Per questo, la Commissione deve agire sulle attuali regole europee in materia di erogazione del credito: le regole che disciplinano il trattamento dei cosiddetti crediti deteriorati vanno momentaneamente sospese. È del tutto evidente che con la crisi e le difficoltà delle imprese a rimborsare i crediti, questi saranno destinati ad aumentare. Se la Vigilanza Bce usasse la «mano pesante» nella gestione degli Npl, le banche dovrebbero ridurre i prestiti alle imprese (specie Pmi) e sarebbero costrette a ricapitalizzarsi.
Va anche rivista la tempistica degli accantonamenti automatici a fronte dei crediti deteriorati.
In questa direzione va anche l'Abi, che nell'ultima riunione del Comitato di presidenza ha deciso di allungare la scadenza dei finanziamenti per le micro, piccole e medie imprese operanti in Italia che, al momento della richiesta, non presentano posizioni debitorie nei confronti della banca classificate come deteriorate.
Ci sono poi altre due misure che possono fare la differenza e aiutare a fronteggiare l'emergenza.

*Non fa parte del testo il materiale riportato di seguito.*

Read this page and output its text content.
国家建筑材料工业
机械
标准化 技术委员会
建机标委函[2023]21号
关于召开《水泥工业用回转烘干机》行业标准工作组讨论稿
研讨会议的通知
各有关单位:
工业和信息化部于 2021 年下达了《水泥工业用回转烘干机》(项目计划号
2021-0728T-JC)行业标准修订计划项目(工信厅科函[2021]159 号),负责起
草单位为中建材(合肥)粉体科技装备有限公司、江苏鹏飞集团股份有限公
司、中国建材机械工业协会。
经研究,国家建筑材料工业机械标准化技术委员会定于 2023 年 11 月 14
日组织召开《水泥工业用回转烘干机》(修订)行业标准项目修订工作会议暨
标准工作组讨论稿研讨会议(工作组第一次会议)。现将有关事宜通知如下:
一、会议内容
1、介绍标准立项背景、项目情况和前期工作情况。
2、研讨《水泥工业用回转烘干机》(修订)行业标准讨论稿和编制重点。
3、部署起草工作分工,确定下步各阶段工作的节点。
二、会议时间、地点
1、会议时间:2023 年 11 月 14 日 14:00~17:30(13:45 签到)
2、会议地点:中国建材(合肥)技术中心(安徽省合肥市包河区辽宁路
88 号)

Penso al Quantitative easing. Nel 2016, gli acquisti di titoli di Stato procedevano al ritmo di 80 miliardi al mese. Oggi siamo a circa 20. Ricalibrare questi acquisti fino ad almeno 60 miliardi di euro al mese è una misura che aiuterà a fronteggiare l'emergenza. Oltre alla Bce, va ripensato il ruolo della Banca europea degli investimenti in situazioni di emergenza. Un aumento degli acquisti di titoli della Bei può essere uno strumento chiave per finanziare investimenti nell'Unione di cui le nostre imprese e amministrazioni pubbliche - soprattutto locali- hanno bisogno.
Insomma, la crisi del Coronavirus mette l'Unione europea di fronte a un bivio: può essere l'occasione per dimostrare quanto sia importante un approccio univoco e la possibilità di mettere in campo misure a spettro globale che aiutino ogni Stato membro - ogni cittadino- in una situazione di emergenza e crisi.
In cinese, la parola crisi è composta di due sillabe. La prima sillaba è traducibile come «pericolo». La seconda rivela un concetto più complesso, interpretabile come «momento cruciale in cui cambia qualcosa». Siamo certamente di fronte a un pericolo.
E stiamo senza dubbio vivendo un momento cruciale, in cui qualcosa è destinato a cambiare. Dobbiamo affrontare tutto con lucidità e con speranza, perché, come insegna Sant'Agostino, «la speranza ha due bellissimi figli: lo sdegno e il coraggio. Lo sdegno per la realtà delle cose e il coraggio per cambiarle».